Of course, the new government in Ukraine should strive to include Russians and Russian-speakers, who have (along with everyone else) been concerned by developments in the country. The small but disproportionately vocal right-wing element that alienates many in the south and east needs to be kept on the margin, and visibly disowned by the new authorities. The chauvinistic rhetoric of Svoboda needs to be kept in check; people need to see evidence that their identities and languages are respected and protected. William Hague, for one, has been repeating this in interviews over the last few days, and may other western commentators have expressed concern over the perceived plight of Russian-speakers in Ukraine. What these commentators do not acknowledge is that there has been no evidence so far of any threat to Russians or Russian speakers in Ukraine, and second, that concerns over any such threat should be dealt with internally by Ukraine, and cannot be a factor in judging whether or not Russian troops should be in Crimea.
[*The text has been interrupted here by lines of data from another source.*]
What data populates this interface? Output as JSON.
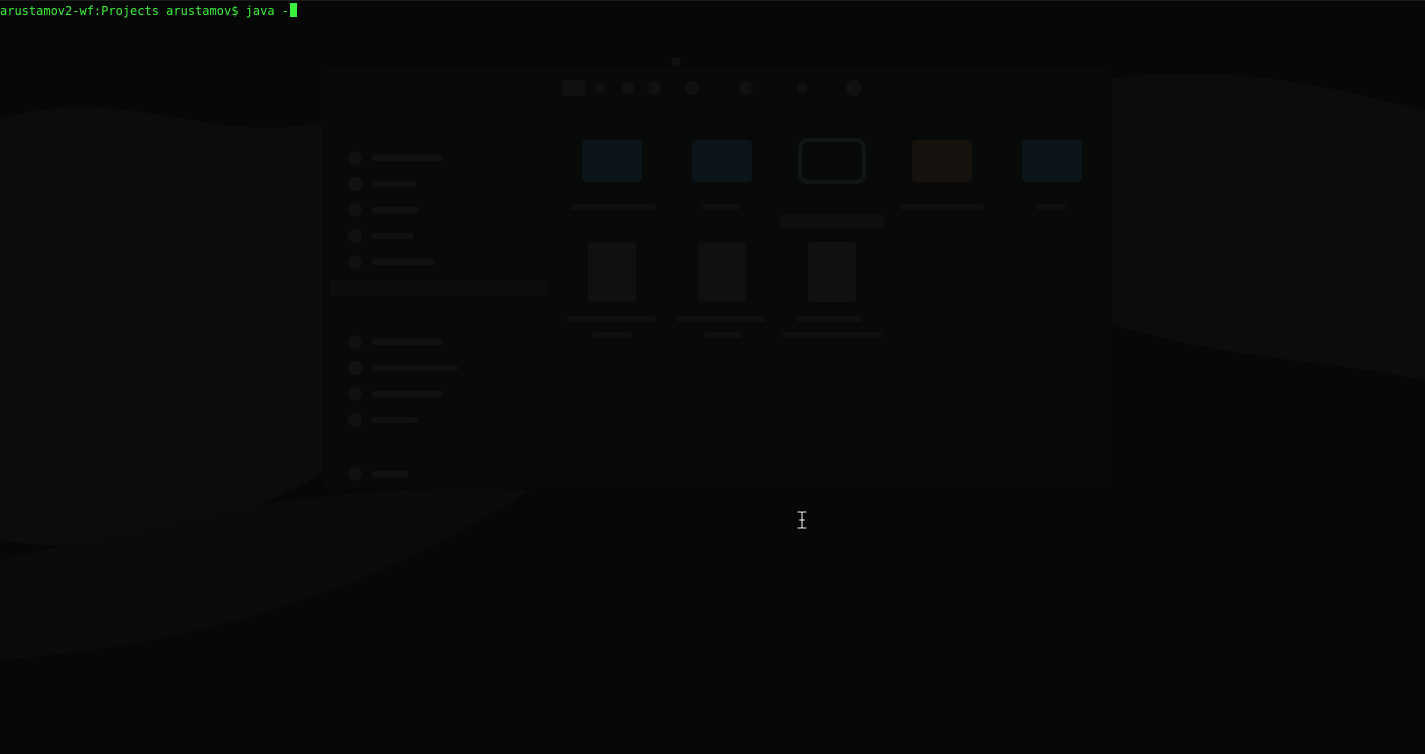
{
  "terminal": {
    "prompt": "arustamov2-wf:Projects arustamov$ ",
    "command": "java -",
    "colors": {
      "background": "#060707",
      "foreground": "#3cf03c"
    }
  },
  "pointer": {
    "icon": "ibeam-cursor-icon"
  }
}
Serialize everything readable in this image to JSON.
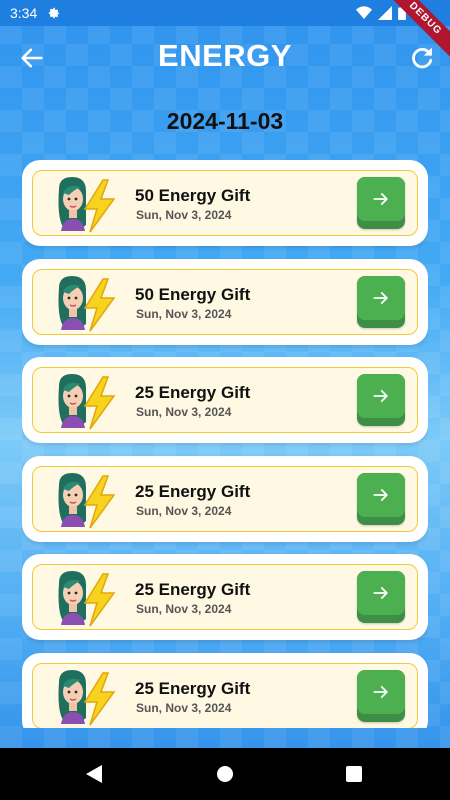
{
  "status_bar": {
    "time": "3:34",
    "debug_label": "DEBUG"
  },
  "app_bar": {
    "title": "ENERGY"
  },
  "date_heading": "2024-11-03",
  "gifts": [
    {
      "title": "50 Energy Gift",
      "date": "Sun, Nov 3, 2024"
    },
    {
      "title": "50 Energy Gift",
      "date": "Sun, Nov 3, 2024"
    },
    {
      "title": "25 Energy Gift",
      "date": "Sun, Nov 3, 2024"
    },
    {
      "title": "25 Energy Gift",
      "date": "Sun, Nov 3, 2024"
    },
    {
      "title": "25 Energy Gift",
      "date": "Sun, Nov 3, 2024"
    },
    {
      "title": "25 Energy Gift",
      "date": "Sun, Nov 3, 2024"
    }
  ],
  "colors": {
    "primary_blue": "#2f93ee",
    "card_bg": "#fff8e3",
    "card_border": "#f2c839",
    "button_green": "#4caf50",
    "debug_red": "#b0162f"
  }
}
At the moment, the biggest threat to Russians and Russian-speakers in Ukraine is Russia itself.

The Ukrainian state should be left to decide its language policies for itself. It is unlikely that any legislation they propose to replace Yanukovych’s discredited language law will in any way infringe the rights of Russians and Russian speakers. At the moment, the biggest threat to Russians and Russian-speakers in Ukraine is Russia itself. So far, deaths and injuries in Crimea and eastern Ukraine have come as a result of violent demonstrations that are encouraged by Russian media propaganda, and reportedly being inflamed by Russian-sponsored groups and Russian citizens who are travelling to Ukraine for this purpose.

If armed conflict does break out, most of those involved, whether civilians or military, will be Russian speakers. This conflict will have been provoked by Russia, and the responsibility for the lives of Russian-speakers that may be lost will lie with Putin.